Der Pharmaindustrie ist Gysling – wenig überraschend – ein Dorn im Auge. Mehrfach wollen Unternehmen ihn für seine Artikel verklagen. Er bleibt sachlich: «Es liess sich immer lösen.» Auf dreiseitige Briefe vom Anwalt habe er mit fünf Seiten voller medizinischer Fakten geantwortet. Zu einer grossen Auseinandersetzung mit der Industrie ist es auf diese Weise nie gekommen.
Denn Gysling sucht nicht die Konfrontation. «Meine Arbeit empfinde ich nicht als Kampf. Ich will damit nur zeigen, was nicht stimmt.» Er ist keiner, der sich in den Vordergrund drängt. Lieber hinterfragt er, bleibt kritisch, präzise, unaufgeregt – auch wenn das bedeutet, gegen den Strom zu schwimmen. Die Kraft dazu geben ihm seine Familie und das kleine Team der «Pharma-Kritik».
Fundierte Recherchen, klare Stellungnahmen
Auf der Jahrestagung des Kollegiums für Hausarztmedizin ist Etzel Gysling zum «Kopf 2016» gekürt worden. Präsidentin Franziska Zogg bewundert sein Wissen und seine Unabhängigkeit: «Er vertritt seine Meinung – egal, ob er damit jemandem auf die Füsse tritt.»

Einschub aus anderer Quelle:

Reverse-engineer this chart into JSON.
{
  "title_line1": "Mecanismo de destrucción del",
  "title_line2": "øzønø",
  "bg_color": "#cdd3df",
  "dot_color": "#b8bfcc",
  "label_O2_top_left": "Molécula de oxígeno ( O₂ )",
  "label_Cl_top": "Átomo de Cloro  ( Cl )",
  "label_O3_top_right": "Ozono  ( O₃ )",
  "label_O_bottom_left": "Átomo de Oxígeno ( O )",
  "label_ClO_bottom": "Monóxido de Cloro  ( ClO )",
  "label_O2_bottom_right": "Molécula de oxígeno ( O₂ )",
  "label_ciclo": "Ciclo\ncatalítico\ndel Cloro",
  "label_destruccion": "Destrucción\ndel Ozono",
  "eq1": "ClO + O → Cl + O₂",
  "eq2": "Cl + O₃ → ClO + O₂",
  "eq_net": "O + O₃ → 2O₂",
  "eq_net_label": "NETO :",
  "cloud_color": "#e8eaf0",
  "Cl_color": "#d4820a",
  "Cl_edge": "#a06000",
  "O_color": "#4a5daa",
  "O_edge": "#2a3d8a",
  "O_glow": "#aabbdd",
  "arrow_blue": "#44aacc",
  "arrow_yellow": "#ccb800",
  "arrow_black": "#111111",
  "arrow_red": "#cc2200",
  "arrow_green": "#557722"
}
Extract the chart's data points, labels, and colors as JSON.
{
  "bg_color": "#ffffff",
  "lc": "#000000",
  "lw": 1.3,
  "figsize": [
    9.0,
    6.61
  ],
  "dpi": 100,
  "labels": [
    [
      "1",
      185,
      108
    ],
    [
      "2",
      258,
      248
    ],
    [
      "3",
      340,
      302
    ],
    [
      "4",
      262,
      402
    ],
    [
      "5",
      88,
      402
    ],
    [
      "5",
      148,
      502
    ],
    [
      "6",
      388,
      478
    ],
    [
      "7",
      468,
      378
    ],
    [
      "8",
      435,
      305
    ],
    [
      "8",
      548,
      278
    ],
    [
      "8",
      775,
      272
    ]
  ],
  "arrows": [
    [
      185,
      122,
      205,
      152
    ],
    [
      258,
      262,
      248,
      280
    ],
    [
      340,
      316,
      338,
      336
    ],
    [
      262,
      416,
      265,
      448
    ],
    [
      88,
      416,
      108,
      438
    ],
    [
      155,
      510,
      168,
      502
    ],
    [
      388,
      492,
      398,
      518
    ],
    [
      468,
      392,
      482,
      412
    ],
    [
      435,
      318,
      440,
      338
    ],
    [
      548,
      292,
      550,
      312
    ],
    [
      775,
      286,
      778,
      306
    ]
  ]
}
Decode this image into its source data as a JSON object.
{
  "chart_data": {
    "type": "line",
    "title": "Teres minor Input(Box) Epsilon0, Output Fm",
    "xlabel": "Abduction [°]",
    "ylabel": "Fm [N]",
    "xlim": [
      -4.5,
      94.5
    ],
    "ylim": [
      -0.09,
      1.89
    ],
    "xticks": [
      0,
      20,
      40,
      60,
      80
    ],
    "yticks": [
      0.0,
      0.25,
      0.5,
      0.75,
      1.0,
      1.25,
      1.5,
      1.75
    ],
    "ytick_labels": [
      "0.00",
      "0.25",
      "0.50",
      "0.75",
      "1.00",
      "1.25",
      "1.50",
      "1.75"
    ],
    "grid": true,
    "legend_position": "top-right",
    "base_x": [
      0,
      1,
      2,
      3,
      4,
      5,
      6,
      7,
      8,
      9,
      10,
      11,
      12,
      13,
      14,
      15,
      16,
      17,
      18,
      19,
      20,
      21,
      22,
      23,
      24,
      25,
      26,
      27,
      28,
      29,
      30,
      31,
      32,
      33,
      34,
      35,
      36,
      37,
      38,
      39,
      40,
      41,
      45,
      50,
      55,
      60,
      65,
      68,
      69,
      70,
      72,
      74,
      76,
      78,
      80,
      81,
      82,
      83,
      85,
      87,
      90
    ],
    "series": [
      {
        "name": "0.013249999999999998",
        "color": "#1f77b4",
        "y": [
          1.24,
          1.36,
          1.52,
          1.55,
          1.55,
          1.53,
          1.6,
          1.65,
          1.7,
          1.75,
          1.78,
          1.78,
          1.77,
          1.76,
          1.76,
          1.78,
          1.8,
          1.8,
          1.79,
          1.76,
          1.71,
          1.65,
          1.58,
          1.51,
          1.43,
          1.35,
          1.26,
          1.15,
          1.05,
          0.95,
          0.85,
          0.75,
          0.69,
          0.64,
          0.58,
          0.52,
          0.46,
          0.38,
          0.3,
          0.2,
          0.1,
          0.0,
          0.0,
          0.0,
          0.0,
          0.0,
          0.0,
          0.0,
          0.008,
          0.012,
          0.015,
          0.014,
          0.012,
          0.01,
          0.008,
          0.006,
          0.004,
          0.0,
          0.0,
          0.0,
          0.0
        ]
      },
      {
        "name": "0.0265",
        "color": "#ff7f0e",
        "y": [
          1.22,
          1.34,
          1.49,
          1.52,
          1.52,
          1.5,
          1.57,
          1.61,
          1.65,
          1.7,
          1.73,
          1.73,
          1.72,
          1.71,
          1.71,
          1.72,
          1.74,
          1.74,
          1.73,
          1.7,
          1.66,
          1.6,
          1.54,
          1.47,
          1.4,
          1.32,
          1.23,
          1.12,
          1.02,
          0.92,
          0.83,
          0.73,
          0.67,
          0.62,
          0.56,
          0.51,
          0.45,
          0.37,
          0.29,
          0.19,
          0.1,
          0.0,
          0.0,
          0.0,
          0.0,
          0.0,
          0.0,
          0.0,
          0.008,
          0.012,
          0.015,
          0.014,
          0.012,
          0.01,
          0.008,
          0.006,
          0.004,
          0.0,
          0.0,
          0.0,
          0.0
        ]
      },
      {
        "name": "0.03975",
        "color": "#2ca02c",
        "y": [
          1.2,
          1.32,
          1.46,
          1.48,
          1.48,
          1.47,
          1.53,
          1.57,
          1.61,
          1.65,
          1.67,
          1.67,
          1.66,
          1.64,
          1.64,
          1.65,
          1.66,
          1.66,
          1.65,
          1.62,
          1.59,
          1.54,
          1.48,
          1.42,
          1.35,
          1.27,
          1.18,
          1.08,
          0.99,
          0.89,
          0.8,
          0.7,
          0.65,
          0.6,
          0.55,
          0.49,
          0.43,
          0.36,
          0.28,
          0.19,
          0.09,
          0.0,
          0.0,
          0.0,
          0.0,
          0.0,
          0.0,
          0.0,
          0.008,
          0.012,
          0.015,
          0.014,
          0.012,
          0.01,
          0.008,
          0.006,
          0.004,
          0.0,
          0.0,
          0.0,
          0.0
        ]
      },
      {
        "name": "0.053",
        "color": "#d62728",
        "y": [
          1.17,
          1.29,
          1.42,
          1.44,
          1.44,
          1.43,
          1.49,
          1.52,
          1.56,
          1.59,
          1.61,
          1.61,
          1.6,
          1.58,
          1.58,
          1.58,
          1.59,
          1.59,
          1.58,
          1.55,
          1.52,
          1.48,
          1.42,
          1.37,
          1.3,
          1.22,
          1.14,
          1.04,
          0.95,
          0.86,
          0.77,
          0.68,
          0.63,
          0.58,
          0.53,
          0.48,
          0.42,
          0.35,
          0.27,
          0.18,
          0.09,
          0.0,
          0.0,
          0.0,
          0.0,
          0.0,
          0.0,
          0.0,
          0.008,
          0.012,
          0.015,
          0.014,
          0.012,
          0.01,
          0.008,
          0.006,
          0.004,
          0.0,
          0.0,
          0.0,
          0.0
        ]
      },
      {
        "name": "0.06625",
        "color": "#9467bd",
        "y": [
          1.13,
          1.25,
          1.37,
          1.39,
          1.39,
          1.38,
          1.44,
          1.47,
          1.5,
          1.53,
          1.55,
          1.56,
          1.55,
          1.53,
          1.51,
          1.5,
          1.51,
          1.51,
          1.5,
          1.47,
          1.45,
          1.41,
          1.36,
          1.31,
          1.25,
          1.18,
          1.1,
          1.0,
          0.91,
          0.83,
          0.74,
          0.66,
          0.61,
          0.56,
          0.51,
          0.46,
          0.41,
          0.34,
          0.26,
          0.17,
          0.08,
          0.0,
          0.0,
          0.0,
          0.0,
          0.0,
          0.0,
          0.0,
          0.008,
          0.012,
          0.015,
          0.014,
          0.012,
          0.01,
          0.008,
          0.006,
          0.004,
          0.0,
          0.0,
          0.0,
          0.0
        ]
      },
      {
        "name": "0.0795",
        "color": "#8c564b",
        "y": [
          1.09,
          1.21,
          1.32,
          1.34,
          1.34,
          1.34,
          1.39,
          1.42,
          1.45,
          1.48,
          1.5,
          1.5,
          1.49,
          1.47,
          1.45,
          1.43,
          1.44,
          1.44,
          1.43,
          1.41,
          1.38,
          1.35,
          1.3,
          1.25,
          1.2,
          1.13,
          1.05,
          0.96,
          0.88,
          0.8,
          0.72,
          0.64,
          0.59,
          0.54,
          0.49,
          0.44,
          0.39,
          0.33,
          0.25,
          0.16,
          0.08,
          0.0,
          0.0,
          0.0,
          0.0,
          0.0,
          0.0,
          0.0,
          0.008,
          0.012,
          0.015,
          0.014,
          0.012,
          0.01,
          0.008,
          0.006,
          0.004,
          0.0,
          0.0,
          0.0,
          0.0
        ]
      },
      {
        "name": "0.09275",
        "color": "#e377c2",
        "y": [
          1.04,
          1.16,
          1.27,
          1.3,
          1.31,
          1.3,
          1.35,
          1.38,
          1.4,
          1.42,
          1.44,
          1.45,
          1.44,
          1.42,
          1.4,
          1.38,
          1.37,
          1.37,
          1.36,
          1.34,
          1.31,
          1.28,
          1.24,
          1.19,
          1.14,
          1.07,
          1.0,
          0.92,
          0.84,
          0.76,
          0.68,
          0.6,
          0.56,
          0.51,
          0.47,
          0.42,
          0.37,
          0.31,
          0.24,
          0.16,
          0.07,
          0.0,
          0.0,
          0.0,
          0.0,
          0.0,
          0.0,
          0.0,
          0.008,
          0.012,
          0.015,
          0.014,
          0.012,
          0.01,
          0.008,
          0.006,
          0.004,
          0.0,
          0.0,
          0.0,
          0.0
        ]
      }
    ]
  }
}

Interpharma, der Verband der Pharmaunternehmen, äussert sich nur knapp: Es habe keine Reibungen gegeben. Kritiker finden sich in der Öffentlichkeit nicht. Gyslings fundierte Recherchen, seine klaren Stellungnahmen und sein unerschrockener Einsatz im Interesse der Patienten haben ihn in all den Jahren unangreifbar gemacht.
Nimmt man im Hause Gysling eigentlich Medikamente, wenn mal jemand krank ist? «Ja, ja», schmunzelt er. «Ein bisschen Glauben an die Medizin habe ich mir schon noch bewahrt.»